Zu Hefeweizen passt eigentlich überhaupt kein Essen. Darum lasse ich es meistens weg. Gestern wollte ich aber mal nicht so sein und Kartoffelpuffer mit Lachs essen. Dann stellte sich aber heraus, dass in der (Plastik-) Packung gar nicht zehn Kartoffelpuffer waren, wie ich gedacht hatte, sondern ein einziges Kartoffelomelette. Ich habe es trotzdem zubereitet wie gewohnt und auch den (plastikverpackten) Lachs dazu gegessen (mit Senfsoße im Aluminiumbeutel). Danach wurde mir sehr übel. Wahrscheinlich hätte die Mahlzeit locker für zwei Tage gereicht. Ein Komodowaran frisst einmal im Jahr einen jungen Mähnenhirsch und hat dann für eine ganze Weile Ruhe. Aber nach dem Hirsch fühlt er sich bestimmt genauso wie ich mich nach dem Kartoffelomelette. 

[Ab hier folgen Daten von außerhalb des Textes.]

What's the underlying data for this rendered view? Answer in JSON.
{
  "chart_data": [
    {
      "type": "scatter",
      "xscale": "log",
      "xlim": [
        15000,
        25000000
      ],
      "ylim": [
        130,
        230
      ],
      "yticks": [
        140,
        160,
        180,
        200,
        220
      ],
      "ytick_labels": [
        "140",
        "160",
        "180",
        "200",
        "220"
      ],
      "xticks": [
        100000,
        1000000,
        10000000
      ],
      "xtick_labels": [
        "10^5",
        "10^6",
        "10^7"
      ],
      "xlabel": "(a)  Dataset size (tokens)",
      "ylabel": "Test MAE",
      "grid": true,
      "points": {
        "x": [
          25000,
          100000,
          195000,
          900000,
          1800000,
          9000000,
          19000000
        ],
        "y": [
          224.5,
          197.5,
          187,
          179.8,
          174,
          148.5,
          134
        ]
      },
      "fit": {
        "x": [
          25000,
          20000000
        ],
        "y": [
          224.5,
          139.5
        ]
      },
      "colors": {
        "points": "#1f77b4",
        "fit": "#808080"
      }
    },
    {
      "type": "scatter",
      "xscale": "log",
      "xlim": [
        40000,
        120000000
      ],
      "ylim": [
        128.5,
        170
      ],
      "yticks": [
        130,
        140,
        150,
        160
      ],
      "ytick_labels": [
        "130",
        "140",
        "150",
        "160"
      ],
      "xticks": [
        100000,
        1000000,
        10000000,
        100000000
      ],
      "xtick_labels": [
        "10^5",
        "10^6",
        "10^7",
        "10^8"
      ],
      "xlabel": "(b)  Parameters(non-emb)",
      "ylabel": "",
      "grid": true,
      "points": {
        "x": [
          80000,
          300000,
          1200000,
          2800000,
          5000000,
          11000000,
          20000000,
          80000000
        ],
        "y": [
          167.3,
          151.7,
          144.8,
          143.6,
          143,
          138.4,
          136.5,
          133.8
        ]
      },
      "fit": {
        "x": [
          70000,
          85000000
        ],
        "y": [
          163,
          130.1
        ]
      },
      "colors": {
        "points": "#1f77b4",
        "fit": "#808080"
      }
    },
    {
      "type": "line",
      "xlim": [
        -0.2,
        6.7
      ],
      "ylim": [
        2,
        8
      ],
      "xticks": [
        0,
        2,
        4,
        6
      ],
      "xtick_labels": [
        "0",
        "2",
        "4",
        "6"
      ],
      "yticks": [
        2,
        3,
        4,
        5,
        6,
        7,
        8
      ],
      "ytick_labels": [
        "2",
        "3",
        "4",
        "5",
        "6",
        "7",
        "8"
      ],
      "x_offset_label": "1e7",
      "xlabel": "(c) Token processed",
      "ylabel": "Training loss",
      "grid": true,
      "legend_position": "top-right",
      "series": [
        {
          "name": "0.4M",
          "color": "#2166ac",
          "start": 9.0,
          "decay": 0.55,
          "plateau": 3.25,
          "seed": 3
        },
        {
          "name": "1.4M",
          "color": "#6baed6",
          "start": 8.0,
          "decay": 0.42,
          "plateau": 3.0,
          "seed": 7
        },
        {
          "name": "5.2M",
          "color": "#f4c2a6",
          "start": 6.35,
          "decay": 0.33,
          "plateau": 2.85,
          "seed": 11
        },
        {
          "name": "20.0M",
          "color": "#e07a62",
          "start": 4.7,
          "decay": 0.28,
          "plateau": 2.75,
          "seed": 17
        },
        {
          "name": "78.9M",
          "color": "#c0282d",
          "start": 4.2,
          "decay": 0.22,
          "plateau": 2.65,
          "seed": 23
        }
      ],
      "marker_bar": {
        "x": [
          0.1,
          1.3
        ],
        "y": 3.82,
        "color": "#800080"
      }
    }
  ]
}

Das Hefeweizen ist ein Wunderelexier. Jetzt ist auch das Geschirr schon gespült. Ich könnte nun also ohne weiteres eine Mahlzeit zubereiten. Ich bin eigentlich heute morgen einkaufen gefahren, um mir ein bisschen frischen Salat zu besorgen. Tante Hannelore hat welchen zum Einpflanzen gekauft und der sah auch nach zwei Wochen noch gut aus. Wenn ich Tomaten kaufe, verenden sie nach zwei Tagen ungegessen auf meinem Küchentisch. Tomaten dürfen nun mal nicht in den Kühlschrank. (Das hat mir Brigitte gesagt und die muss es schließlich wissen.) Dann hatte ich aber keinen Einkaufszettel geschrieben und holte zu Hause eine schöne Schweinelende aus dem Rucksack. In einer prächtigen Plastik-Verpackung. Diese Klimaanlagen in den Supermärkten machen einen ganz kirre!